Note that it’s not actually a URI [1], so it need not obey the URI syntax rules (which involve, among other things, special sequences to represent spaces and double quotes). You can just write the search string exactly as it would be entered in the search engine’s text box. The search:// syntax takes advantage of two convenient facts:

This syntax is both human-readable and machine-parseable. The former property is crucial, because you want people to know what you’re telling them to search for before they do the search. The latter property is also crucial, because it means software can automatically recognize a search description and Do The Right Thing when you click on it (namely, take you to whatever search engine you’ve configured as your preference, enter the search string into the input box, and submit the form). “Software” means web browsers, of course, but also mailreaders and all other text-reading environments.

I’ve already starting using this syntax in email messages, and in one case even on a poster. So far everyone seems to understand it right away; that is, no one has asked me what it means, and several people seem to have done the suggested searches. Once this syntax is widespread, I expect software support to emerge organically, as happened with email addresses, with http:// syntax, and many others.
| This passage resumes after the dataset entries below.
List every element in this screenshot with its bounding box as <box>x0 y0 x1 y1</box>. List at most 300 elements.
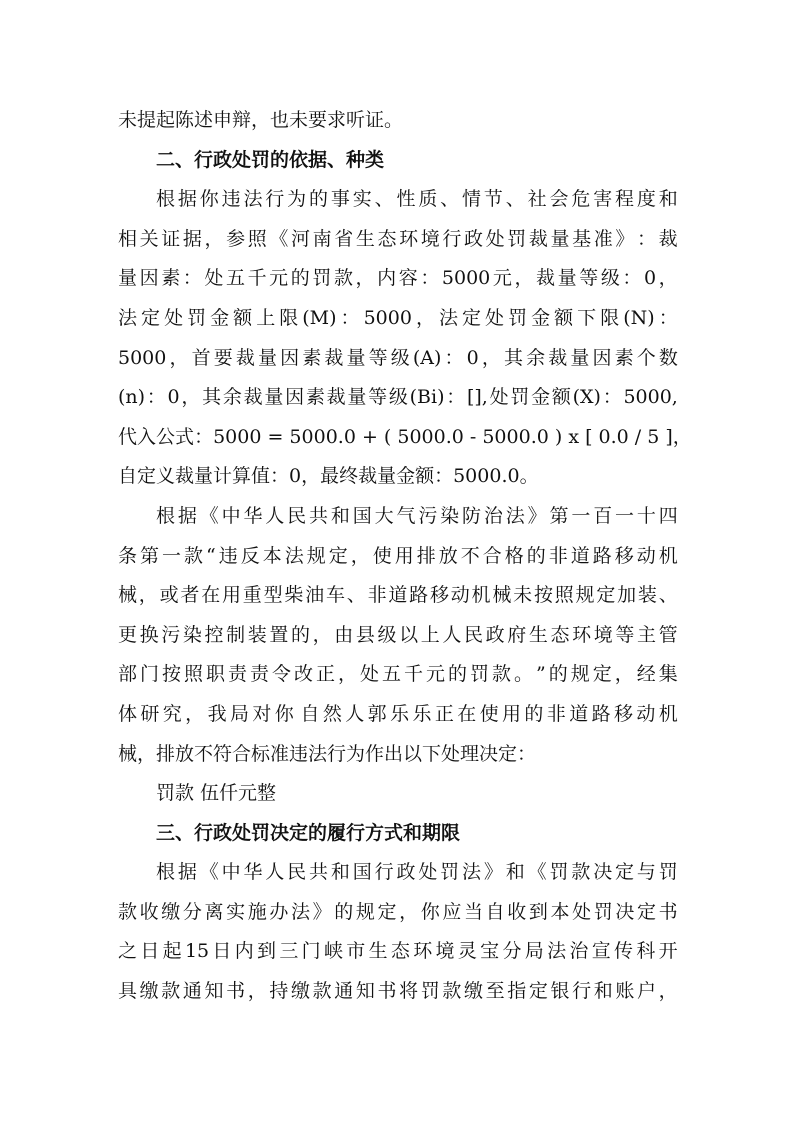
text-segment: 害 <box>593 188 613 211</box>
text-segment: 》 <box>615 227 635 250</box>
text-segment: 正 <box>434 702 454 725</box>
text-line <box>118 655 678 695</box>
text-segment: 裁 <box>326 386 346 409</box>
text-segment: 定 <box>141 306 161 329</box>
text-segment: 》 <box>483 861 503 884</box>
text-segment: 裁 <box>536 267 556 290</box>
text-segment: 量 <box>118 267 138 290</box>
text-segment: 余 <box>526 346 546 369</box>
text-segment: 缴 <box>139 980 159 1003</box>
text-segment: 对 <box>252 702 272 725</box>
text-segment: 罚 <box>440 861 460 884</box>
text-segment: 法 <box>438 306 458 329</box>
text-segment: 型 <box>263 584 283 607</box>
text-line <box>118 457 678 497</box>
text-segment: 容 <box>398 267 418 290</box>
text-segment: 处 <box>164 306 184 329</box>
text-segment: 上 <box>256 306 276 329</box>
text-segment: 由 <box>334 623 354 646</box>
text-segment: 因 <box>280 346 300 369</box>
text-segment: 污 <box>161 623 181 646</box>
text-segment: 0 <box>167 386 180 409</box>
text-segment: 金 <box>210 306 230 329</box>
text-segment: 法 <box>243 188 263 211</box>
text-segment: 排 <box>416 544 436 567</box>
text-segment: (Bi) <box>409 386 445 409</box>
text-segment: 动 <box>450 584 470 607</box>
text-segment: 局 <box>524 940 544 963</box>
text-line <box>118 378 678 418</box>
text-segment: 裁 <box>528 227 548 250</box>
text-segment: 到 <box>257 940 277 963</box>
text-segment: 政 <box>464 227 484 250</box>
text-segment: 照 <box>247 227 267 250</box>
text-segment: 处 <box>485 227 505 250</box>
text-segment: 一 <box>615 504 635 527</box>
text-segment: 法 <box>118 306 138 329</box>
text-segment: 郭 <box>367 702 387 725</box>
text-segment: 法 <box>284 544 304 567</box>
text-segment: 行 <box>572 980 592 1003</box>
text-content: 未提起陈述申辩，也未要求听证。 <box>118 109 404 131</box>
text-segment: 环 <box>572 623 592 646</box>
text-segment: 性 <box>396 188 416 211</box>
text-segment: 装 <box>247 623 267 646</box>
text-segment: 行 <box>265 188 285 211</box>
text-segment: 管 <box>658 623 678 646</box>
text-segment: 罚 <box>658 861 678 884</box>
text-line <box>118 259 678 299</box>
text-segment: 未 <box>513 584 533 607</box>
text-segment: 《 <box>199 861 219 884</box>
text-segment: 内 <box>234 940 254 963</box>
text-segment: 款 <box>184 544 204 567</box>
text-segment: [], <box>466 386 488 409</box>
text-segment: ， <box>185 702 205 725</box>
text-segment: 路 <box>409 584 429 607</box>
text-segment: 量 <box>264 386 284 409</box>
text-segment: 加 <box>617 584 637 607</box>
text-segment: 一 <box>571 504 591 527</box>
text-line <box>118 339 678 379</box>
text-segment: ， <box>658 980 678 1003</box>
text-segment: 证 <box>161 227 181 250</box>
text-segment: 危 <box>571 188 591 211</box>
text-segment: 移 <box>614 544 634 567</box>
text-segment: 据 <box>177 504 197 527</box>
text-segment: 府 <box>507 623 527 646</box>
text-segment: 》 <box>312 900 332 923</box>
text-segment: 办 <box>269 900 289 923</box>
text-segment: 的 <box>309 188 329 211</box>
text-segment: 你 <box>420 900 440 923</box>
text-segment: “ <box>206 544 216 567</box>
text-segment: 换 <box>139 623 159 646</box>
text-segment: 条 <box>118 544 138 567</box>
text-segment: (N) <box>623 306 655 329</box>
text-segment: 日 <box>212 940 232 963</box>
text-segment: 市 <box>346 940 366 963</box>
text-segment: 素 <box>161 267 181 290</box>
text-segment: 情 <box>462 188 482 211</box>
text-segment: 度 <box>636 188 656 211</box>
text-segment: 人 <box>442 623 462 646</box>
text-line <box>118 616 678 656</box>
text-segment: 道 <box>388 584 408 607</box>
text-segment: 千 <box>247 267 267 290</box>
text-segment: 按 <box>162 663 182 686</box>
text-segment: 5000 = 5000.0 + ( 5000.0 - 5000.0 ) x [ 0.0 / 5 ] <box>213 425 673 448</box>
text-segment: 省 <box>334 227 354 250</box>
text-segment: 的 <box>526 544 546 567</box>
text-segment: 五 <box>225 267 245 290</box>
text-segment: 灵 <box>457 940 477 963</box>
text-segment: 非 <box>548 544 568 567</box>
text-segment: 素 <box>302 346 322 369</box>
text-segment: 和 <box>593 980 613 1003</box>
text-segment: 法 <box>547 940 567 963</box>
text-segment: 道 <box>569 702 589 725</box>
text-content: 械，排放不符合标准违法行为作出以下处理决定： <box>118 742 537 765</box>
text-segment: 控 <box>204 623 224 646</box>
text-segment: 其 <box>202 386 222 409</box>
text-segment: 生 <box>355 227 375 250</box>
text-segment: 第 <box>140 544 160 567</box>
text-segment: 定 <box>462 306 482 329</box>
text-segment: 四 <box>658 504 678 527</box>
text-content: 罚款 伍仟元整 <box>156 782 277 805</box>
text-segment: 开 <box>658 940 678 963</box>
text-segment: 染 <box>182 623 202 646</box>
text-segment: 本 <box>262 544 282 567</box>
text-segment: 乐 <box>390 702 410 725</box>
section-heading <box>118 141 678 181</box>
text-segment: 款 <box>312 980 332 1003</box>
text-segment: 》 <box>527 504 547 527</box>
text-segment: 5000 <box>441 267 491 290</box>
text-segment: 收 <box>139 900 159 923</box>
text-segment: 根 <box>156 504 176 527</box>
text-segment: 下 <box>577 306 597 329</box>
text-segment: 因 <box>592 346 612 369</box>
text-segment: ， <box>138 584 158 607</box>
text-segment: 级 <box>600 267 620 290</box>
text-segment: 收 <box>507 900 527 923</box>
text-segment: 械 <box>492 584 512 607</box>
text-segment: 定 <box>328 544 348 567</box>
text-segment: 余 <box>222 386 242 409</box>
text-segment: ， <box>204 227 224 250</box>
text-segment: 款 <box>442 980 462 1003</box>
text-segment: 华 <box>243 861 263 884</box>
text-line <box>118 101 678 141</box>
text-segment: 处 <box>572 900 592 923</box>
text-segment: ： <box>182 267 202 290</box>
text-segment: 金 <box>531 306 551 329</box>
text-segment: 限 <box>600 306 620 329</box>
text-segment: 研 <box>140 702 160 725</box>
text-segment: 罚 <box>508 306 528 329</box>
text-segment: 气 <box>396 504 416 527</box>
text-segment: 科 <box>636 940 656 963</box>
text-segment: 机 <box>658 702 678 725</box>
text-segment: 机 <box>471 584 491 607</box>
text-segment: 以 <box>399 623 419 646</box>
text-segment: 定 <box>596 584 616 607</box>
text-segment: 质 <box>418 188 438 211</box>
text-segment: 定 <box>592 663 612 686</box>
text-segment: 合 <box>482 544 502 567</box>
text-segment: 元 <box>426 663 446 686</box>
text-line <box>118 853 678 893</box>
text-segment: 账 <box>615 980 635 1003</box>
text-segment: 规 <box>355 900 375 923</box>
text-segment: 根 <box>156 188 176 211</box>
text-segment: 因 <box>285 386 305 409</box>
text-segment: 共 <box>309 861 329 884</box>
text-segment: 局 <box>229 702 249 725</box>
text-line <box>118 537 678 577</box>
text-segment: 违 <box>221 188 241 211</box>
text-segment: ， <box>672 425 692 448</box>
text-segment: 的 <box>334 900 354 923</box>
text-segment: 额 <box>233 306 253 329</box>
text-segment: ， <box>181 386 201 409</box>
text-segment: 根 <box>156 861 176 884</box>
text-segment: ” <box>536 663 546 686</box>
text-segment: 款 <box>571 861 591 884</box>
text-segment: 主 <box>637 623 657 646</box>
text-line <box>118 735 678 775</box>
text-segment: 河 <box>291 227 311 250</box>
text-segment: 或 <box>159 584 179 607</box>
text-segment: 民 <box>287 504 307 527</box>
text-segment: 罚 <box>312 267 332 290</box>
text-segment: ， <box>350 544 370 567</box>
text-segment: 污 <box>418 504 438 527</box>
text-segment: 上 <box>420 623 440 646</box>
text-segment: 、 <box>346 584 366 607</box>
text-segment: ， <box>312 623 332 646</box>
text-segment: 应 <box>442 900 462 923</box>
text-segment: 三 <box>279 940 299 963</box>
text-segment: 一 <box>162 544 182 567</box>
text-segment: 首 <box>191 346 211 369</box>
text-segment: 公 <box>156 425 176 448</box>
text-segment: 使 <box>479 702 499 725</box>
text-segment: 境 <box>420 227 440 250</box>
text-segment: 令 <box>272 663 292 686</box>
text-segment: 准 <box>593 227 613 250</box>
text-line <box>118 774 678 814</box>
text-segment: 当 <box>464 900 484 923</box>
text-segment: 使 <box>372 544 392 567</box>
text-segment: 道 <box>570 544 590 567</box>
text-segment: 等 <box>368 346 388 369</box>
text-segment: 等 <box>368 386 388 409</box>
text-segment: ： <box>194 425 214 448</box>
text-segment: 定 <box>377 900 397 923</box>
text-segment: 0 <box>644 267 657 290</box>
text-segment: 元 <box>269 267 289 290</box>
text-segment: ： <box>622 267 642 290</box>
text-segment: 指 <box>507 980 527 1003</box>
text-segment: 自 <box>300 702 320 725</box>
text-line <box>118 576 678 616</box>
text-segment: 生 <box>528 623 548 646</box>
text-segment: 为 <box>287 188 307 211</box>
text-segment: 罚 <box>510 386 530 409</box>
text-segment: 款 <box>492 663 512 686</box>
text-segment: 民 <box>287 861 307 884</box>
text-segment: ： <box>637 227 657 250</box>
text-segment: 款 <box>161 980 181 1003</box>
text-segment: 通 <box>182 980 202 1003</box>
text-segment: 法 <box>505 504 525 527</box>
text-segment: 华 <box>243 504 263 527</box>
text-segment: 法 <box>462 861 482 884</box>
text-segment: ， <box>481 346 501 369</box>
text-line <box>118 695 678 735</box>
text-segment: ， <box>247 980 267 1003</box>
text-segment: 《 <box>269 227 289 250</box>
text-segment: 责 <box>250 663 270 686</box>
text-segment: 罚 <box>593 900 613 923</box>
text-segment: 处 <box>485 306 505 329</box>
text-segment: 基 <box>572 227 592 250</box>
text-segment: 据 <box>177 861 197 884</box>
text-segment: 规 <box>575 584 595 607</box>
text-segment: 环 <box>399 227 419 250</box>
text-segment: ： <box>658 306 678 329</box>
text-segment: 量 <box>570 346 590 369</box>
text-segment: 械 <box>118 584 138 607</box>
text-segment: 、 <box>374 188 394 211</box>
text-segment: 其 <box>503 346 523 369</box>
text-segment: 大 <box>374 504 394 527</box>
text-segment: 、 <box>505 188 525 211</box>
text-segment: 行 <box>374 861 394 884</box>
text-segment: ， <box>614 663 634 686</box>
text-segment: (A) <box>412 346 442 369</box>
text-segment: 。 <box>514 663 534 686</box>
text-segment: 的 <box>524 702 544 725</box>
text-segment: 分 <box>182 900 202 923</box>
text-segment: 和 <box>330 504 350 527</box>
text-segment: 日 <box>140 940 160 963</box>
text-segment: 人 <box>265 861 285 884</box>
text-segment: ， <box>399 900 419 923</box>
text-segment: 宝 <box>480 940 500 963</box>
text-segment: ： <box>420 267 440 290</box>
text-segment: 《 <box>199 504 219 527</box>
text-segment: 量 <box>346 346 366 369</box>
text-segment: 行 <box>442 227 462 250</box>
text-segment: 实 <box>226 900 246 923</box>
text-segment: 具 <box>118 980 138 1003</box>
text-segment: ： <box>340 306 360 329</box>
text-segment: 与 <box>636 861 656 884</box>
text-segment: 态 <box>550 623 570 646</box>
text-segment: 人 <box>265 504 285 527</box>
text-segment: 共 <box>309 504 329 527</box>
text-segment: 政 <box>396 861 416 884</box>
text-segment: 国 <box>352 861 372 884</box>
text-segment: 门 <box>140 663 160 686</box>
text-segment: 用 <box>221 584 241 607</box>
text-segment: ， <box>415 306 435 329</box>
text-segment: 路 <box>591 702 611 725</box>
text-segment: 你 <box>274 702 294 725</box>
text-segment: 动 <box>636 702 656 725</box>
text-segment: 之 <box>118 940 138 963</box>
text-segment: 罚 <box>187 306 207 329</box>
text-segment: ： <box>602 386 622 409</box>
text-segment: 处 <box>360 663 380 686</box>
text-segment: 5000 <box>118 346 167 369</box>
text-segment: 量 <box>557 267 577 290</box>
text-segment: 重 <box>242 584 262 607</box>
text-segment: ： <box>444 346 464 369</box>
text-segment: 到 <box>528 900 548 923</box>
text-segment: 防 <box>462 504 482 527</box>
text-segment: 规 <box>570 663 590 686</box>
text-segment: 书 <box>658 900 678 923</box>
text-segment: 银 <box>550 980 570 1003</box>
text-segment: 的 <box>290 267 310 290</box>
text-segment: 我 <box>207 702 227 725</box>
text-segment: 款 <box>333 267 353 290</box>
text-segment: 不 <box>460 544 480 567</box>
text-segment: ， <box>169 346 189 369</box>
text-segment: 机 <box>658 544 678 567</box>
text-content: 自定义裁量计算值：0，最终裁量金额：5000.0。 <box>118 465 539 488</box>
text-segment: 书 <box>377 980 397 1003</box>
text-line <box>118 180 678 220</box>
text-segment: 、 <box>658 584 678 607</box>
text-segment: 置 <box>269 623 289 646</box>
text-segment: 因 <box>139 267 159 290</box>
text-segment: 、 <box>440 188 460 211</box>
text-segment: ： <box>146 386 166 409</box>
text-segment: 知 <box>355 980 375 1003</box>
text-segment: 正 <box>316 663 336 686</box>
text-segment: 中 <box>221 504 241 527</box>
text-segment: 按 <box>533 584 553 607</box>
text-segment: 集 <box>658 663 678 686</box>
text-segment: 额 <box>551 386 571 409</box>
text-segment: 格 <box>504 544 524 567</box>
text-segment: 路 <box>592 544 612 567</box>
text-segment: 体 <box>118 702 138 725</box>
text-segment: 素 <box>305 386 325 409</box>
text-segment: 你 <box>199 188 219 211</box>
text-segment: 处 <box>204 267 224 290</box>
text-segment: 环 <box>413 940 433 963</box>
text-segment: 的 <box>548 663 568 686</box>
text-line <box>118 220 678 260</box>
text-segment: 会 <box>549 188 569 211</box>
text-segment: 罚 <box>470 663 490 686</box>
text-segment: 将 <box>399 980 419 1003</box>
text-line <box>118 932 678 972</box>
text-segment: 15 <box>184 940 210 963</box>
text-segment: 款 <box>118 900 138 923</box>
text-segment: 素 <box>614 346 634 369</box>
text-segment: 限 <box>279 306 299 329</box>
text-segment: 千 <box>404 663 424 686</box>
text-segment: 峡 <box>323 940 343 963</box>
When something useful is machine-parseable, software is usually quickly adjusted to recognize it.

Confidential to J. Random Hacker:

You’re probably thinking “But this isn’t even compatible with URI generic syntax as defined in RFC 3986 [2].” That is correct. It’s not a URI. In addition to the tolerance of double quotes (which can never appear unencoded in a URI), the spaces need to remain unencoded anyway, because the string has to be comprehensible to humans. It may seem counterintuitive to use a syntax so similar to URI syntax, but there are good reasons for doing so. Nothing else would have the immediate comprehensibility of search://, because many people are now accustomed to the general format foo://bar/, and will intuitively grok what this new syntax means. I spent a fair amount of time trying come up with something better, and couldn’t. If you can, let me know… But it’s probably already too late: I’ve set the meme loose, and no one can control it now. Mu-wa-ha-ha-ha-haaaaah.